Questo cambiamento ha reso molto difficile per i laboratori senza scopo di lucro e le piccole aziende essere coinvolti nella ricerca sull’IA.

“Quando leghi la ricerca e lo sviluppo nell’IA alla proprietà e al controllo di set di dati molto grandi, ottieni una barriera all’ingresso per le start-up, che non possiedono i dati”, ha detto Larson, aggiungendo che l’IA basata sui dati crea intrinsecamente scenari “winner-take-all” nel settore commerciale.

La monopolizzazione dell’IA sta a sua volta ostacolando la ricerca scientifica. Con le grandi aziende tecnologiche che si concentrano sulla creazione di applicazioni in cui possono sfruttare le loro vaste risorse di dati per mantenere il vantaggio sui loro concorrenti, c’è poco incentivo a esplorare approcci alternativi all’IA. Il lavoro sul campo inizia a inclinarsi verso applicazioni ristrette e redditizie a scapito degli sforzi che possono portare a nuove invenzioni.

“Nessuno al momento sa come sarebbe l’intelligenza artificiale in assenza di set di dati centralizzati così giganteschi, quindi non c’è davvero nulla da offrire agli imprenditori che cercano di competere progettando un’intelligenza artificiale diversa e più potente”, ha affermato Larson.

Nel suo libro, Larson mette in guardia sull’attuale cultura dell’intelligenza artificiale, che “sta spremendo i profitti da frutti a bassa quota, mentre continua a far girare la mitologia dell’intelligenza artificiale”. L’illusione del progresso sull’intelligenza artificiale generale può portare a un altro inverno dell’IA , scrive.

Ma mentre un inverno di intelligenza artificiale potrebbe smorzare l’interesse per il deep learning e l’intelligenza artificiale basata sui dati, può aprire la strada a una nuova generazione di pensatori per esplorare nuovi percorsi. Larson spera che gli scienziati inizino a guardare oltre i metodi esistenti.

In Il mito dell’intelligenza artificiale , Larson fornisce un quadro di inferenza che fa luce sulle sfide che il settore deve affrontare oggi e aiuta i lettori a vedere attraverso le affermazioni esagerate sui progressi verso l’AGI o la singolarità .
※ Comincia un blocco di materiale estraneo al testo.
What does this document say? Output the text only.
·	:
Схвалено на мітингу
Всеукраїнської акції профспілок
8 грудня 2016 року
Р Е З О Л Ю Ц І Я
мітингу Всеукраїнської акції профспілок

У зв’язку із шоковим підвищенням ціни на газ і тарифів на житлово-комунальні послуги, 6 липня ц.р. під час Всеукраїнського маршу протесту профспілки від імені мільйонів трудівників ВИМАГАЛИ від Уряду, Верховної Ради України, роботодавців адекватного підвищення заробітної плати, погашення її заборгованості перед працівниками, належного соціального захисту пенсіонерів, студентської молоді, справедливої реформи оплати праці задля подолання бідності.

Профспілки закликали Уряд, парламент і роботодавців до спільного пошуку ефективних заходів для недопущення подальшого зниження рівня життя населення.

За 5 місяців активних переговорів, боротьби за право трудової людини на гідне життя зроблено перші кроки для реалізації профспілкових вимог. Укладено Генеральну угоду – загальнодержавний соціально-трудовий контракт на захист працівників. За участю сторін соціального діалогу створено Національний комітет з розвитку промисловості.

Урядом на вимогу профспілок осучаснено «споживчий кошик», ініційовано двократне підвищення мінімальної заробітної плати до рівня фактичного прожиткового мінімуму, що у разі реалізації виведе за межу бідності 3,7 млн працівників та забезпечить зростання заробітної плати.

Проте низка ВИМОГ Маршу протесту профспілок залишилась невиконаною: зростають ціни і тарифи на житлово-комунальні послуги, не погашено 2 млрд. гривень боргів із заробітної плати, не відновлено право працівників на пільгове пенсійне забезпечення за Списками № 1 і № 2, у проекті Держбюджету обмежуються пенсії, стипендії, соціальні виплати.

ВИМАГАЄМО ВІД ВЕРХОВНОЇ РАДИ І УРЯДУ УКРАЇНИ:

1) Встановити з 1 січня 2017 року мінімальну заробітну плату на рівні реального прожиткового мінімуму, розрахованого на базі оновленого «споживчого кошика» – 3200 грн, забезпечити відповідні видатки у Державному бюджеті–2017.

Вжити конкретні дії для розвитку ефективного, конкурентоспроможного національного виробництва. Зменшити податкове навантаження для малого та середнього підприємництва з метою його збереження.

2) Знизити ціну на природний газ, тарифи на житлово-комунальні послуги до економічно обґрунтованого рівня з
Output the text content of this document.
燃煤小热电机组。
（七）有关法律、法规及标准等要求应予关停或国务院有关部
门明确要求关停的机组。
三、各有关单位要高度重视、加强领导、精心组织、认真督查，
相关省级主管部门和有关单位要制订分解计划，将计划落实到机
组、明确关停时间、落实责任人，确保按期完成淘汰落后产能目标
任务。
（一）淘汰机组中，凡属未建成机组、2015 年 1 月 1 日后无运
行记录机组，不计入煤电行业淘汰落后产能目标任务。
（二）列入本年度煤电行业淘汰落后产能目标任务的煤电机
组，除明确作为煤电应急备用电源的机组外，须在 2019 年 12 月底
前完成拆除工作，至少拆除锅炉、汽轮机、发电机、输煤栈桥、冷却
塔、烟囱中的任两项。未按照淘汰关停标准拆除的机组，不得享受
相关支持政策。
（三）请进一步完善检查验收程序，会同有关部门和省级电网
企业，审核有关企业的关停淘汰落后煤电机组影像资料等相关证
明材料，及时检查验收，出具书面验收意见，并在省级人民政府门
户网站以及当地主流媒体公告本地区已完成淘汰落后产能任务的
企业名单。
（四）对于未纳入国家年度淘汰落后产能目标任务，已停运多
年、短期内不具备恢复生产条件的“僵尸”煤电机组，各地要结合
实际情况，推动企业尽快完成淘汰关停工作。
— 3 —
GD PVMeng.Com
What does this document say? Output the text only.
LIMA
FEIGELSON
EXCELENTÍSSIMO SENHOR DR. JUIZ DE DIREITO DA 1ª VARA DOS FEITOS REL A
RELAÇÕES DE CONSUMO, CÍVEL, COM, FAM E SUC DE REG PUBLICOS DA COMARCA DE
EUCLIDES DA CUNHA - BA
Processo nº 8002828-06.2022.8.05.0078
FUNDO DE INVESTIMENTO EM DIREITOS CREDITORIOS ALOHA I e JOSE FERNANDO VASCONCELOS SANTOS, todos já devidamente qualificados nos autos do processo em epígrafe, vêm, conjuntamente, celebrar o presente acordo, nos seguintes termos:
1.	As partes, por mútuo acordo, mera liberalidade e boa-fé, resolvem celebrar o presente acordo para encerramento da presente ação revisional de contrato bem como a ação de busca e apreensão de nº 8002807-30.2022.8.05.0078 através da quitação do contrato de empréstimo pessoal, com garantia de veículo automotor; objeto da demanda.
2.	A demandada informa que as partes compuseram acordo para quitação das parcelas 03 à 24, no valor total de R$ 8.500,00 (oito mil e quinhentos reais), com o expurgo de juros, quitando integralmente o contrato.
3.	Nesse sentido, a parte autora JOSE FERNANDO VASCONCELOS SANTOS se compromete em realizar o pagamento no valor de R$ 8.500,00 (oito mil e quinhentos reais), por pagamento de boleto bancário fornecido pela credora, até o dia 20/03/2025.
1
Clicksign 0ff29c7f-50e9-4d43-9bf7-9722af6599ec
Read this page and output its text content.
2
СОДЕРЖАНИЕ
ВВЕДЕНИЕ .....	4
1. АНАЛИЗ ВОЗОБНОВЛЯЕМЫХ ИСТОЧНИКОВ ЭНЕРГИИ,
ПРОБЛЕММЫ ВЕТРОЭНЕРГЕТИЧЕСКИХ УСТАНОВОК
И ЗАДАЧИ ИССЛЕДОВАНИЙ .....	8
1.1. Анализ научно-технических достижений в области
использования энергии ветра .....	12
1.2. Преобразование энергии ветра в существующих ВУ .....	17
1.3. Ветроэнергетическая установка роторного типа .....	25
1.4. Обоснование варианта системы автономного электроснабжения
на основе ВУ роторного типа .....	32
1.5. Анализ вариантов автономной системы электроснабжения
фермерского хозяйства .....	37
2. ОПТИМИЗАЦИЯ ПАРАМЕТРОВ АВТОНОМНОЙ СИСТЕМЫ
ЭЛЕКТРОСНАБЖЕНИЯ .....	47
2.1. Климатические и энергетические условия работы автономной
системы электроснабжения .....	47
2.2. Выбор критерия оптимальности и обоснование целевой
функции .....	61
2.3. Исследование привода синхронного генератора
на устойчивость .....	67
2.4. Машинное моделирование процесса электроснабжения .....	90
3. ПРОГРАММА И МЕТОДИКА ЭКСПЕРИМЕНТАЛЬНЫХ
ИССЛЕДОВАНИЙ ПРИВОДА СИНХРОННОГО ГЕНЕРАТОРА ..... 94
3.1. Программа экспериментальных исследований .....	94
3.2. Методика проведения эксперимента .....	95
“La mia speranza è che i non specialisti dispongano di alcuni strumenti per combattere questo tipo di pensiero inevitabile, che non è scientifico, e che i miei colleghi e altri scienziati dell’IA possano vederlo come un campanello d’allarme per mettersi al lavoro sul reale problemi che il campo deve affrontare”, ha detto Larson.